With mortgage and insurance ads soon coming within its regulatory remit, the FSA has recently come out with a slew of measures and announcements. We report and try to differentiate the ASA and FSA domains.
Topic: Financial services
Who: The Financial Services Authority
When: July 2004
With hundreds of thousands of financial advertisements appearing every year and the remit of the Financial Services Authority ("FSA") extending to mortgage advertising in October 2004 and general insurance advertising in January 2005, the FSA has announced a number of significant measures to up its regulatory act.
On 6 July the FSA Advertising Complaints Hotline opened for business. It will operate from 8am to 8pm Monday to Friday on 08457 300168.

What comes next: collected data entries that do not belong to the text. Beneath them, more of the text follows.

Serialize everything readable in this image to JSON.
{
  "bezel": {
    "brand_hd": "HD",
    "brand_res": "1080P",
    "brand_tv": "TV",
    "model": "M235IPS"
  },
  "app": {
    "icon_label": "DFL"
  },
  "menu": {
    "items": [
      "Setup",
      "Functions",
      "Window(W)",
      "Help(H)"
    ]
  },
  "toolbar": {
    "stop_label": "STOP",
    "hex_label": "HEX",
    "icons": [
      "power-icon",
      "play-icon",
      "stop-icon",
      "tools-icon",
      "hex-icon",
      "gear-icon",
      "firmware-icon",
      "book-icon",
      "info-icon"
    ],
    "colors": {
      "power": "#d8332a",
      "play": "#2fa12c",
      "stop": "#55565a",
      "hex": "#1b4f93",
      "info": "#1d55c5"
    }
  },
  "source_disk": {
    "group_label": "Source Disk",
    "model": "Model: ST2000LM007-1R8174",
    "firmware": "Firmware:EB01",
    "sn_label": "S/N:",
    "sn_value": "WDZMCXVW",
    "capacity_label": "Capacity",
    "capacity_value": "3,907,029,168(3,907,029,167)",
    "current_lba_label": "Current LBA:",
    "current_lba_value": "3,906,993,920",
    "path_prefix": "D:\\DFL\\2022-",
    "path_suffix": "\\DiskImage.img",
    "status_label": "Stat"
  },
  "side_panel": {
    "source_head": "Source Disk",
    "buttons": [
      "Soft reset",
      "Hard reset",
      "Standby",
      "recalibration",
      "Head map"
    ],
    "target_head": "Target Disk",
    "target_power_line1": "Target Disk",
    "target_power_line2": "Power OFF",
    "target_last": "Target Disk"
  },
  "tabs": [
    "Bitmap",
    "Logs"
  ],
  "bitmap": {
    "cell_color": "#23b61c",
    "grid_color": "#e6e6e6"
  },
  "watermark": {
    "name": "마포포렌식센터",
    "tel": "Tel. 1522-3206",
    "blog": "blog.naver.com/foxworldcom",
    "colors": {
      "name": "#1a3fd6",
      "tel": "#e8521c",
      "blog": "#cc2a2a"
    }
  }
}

The hotline will be for the public and firms to report misleading advertisements for financial products. Details of callers' identities will remain strictly confidential.
In a separate but related development, the FSA is setting up a new department to clamp down on misleading financial advertising. One of the department's roles will be to increase monitoring of all advertising for financial services including internet, TV, direct mail and newspaper ads.
New specialist team
The FSA is also setting up a new specialist team which will undertake visits to firms to check whether their systems and controls around financial promotions are adequate.
Higher fines for those who ignore guidance
In a related development, a clear message was conveyed in a speech on FSA Enforcement Policy delivered by Callum McCarthy, Chairman of the FSA in a speech in London in early July 2004. Mr McCarthy indicated that financial firms who ignored clear regulatory guidance and were subsequently found guilty of breaches were likely to receive higher fines than those firms which co-operated with FSA investigations.
Why this matters:
On marketinglaw we have been saying for some time that the FSA needs a step change when it comes to financial advertising regulation. There is also a continuing need for a sharpened distinction between the roles of the FSA in this area and that of the Advertising Standards Authority.
When the FSA announces that last year it handled 580 advertising related cases following complaints in respect of advertising from 359 different firms, this is not very impressive given it says in the same communication that hundreds of thousands of financial services ads are published every year. It also underlines the fact that the FSA ad control system is still very much a cottage industry compared with the many thousands of complaints handled each year by the ASA.
The ASA also conducts monitoring operations and deals with consumer and investor complaints in respect of financial advertising. Just how is the relative new kid on the block going to compete with this, and surely it is not a good idea for the roles of the two bodies to overlap.
One assumes that in good time before the FSA starts to regulate mortgage advertising in October 2004, the FSA and the ASA will have sat down and marked out some demarcation lines between their responsibilities and activities. We look forward to the joint press release.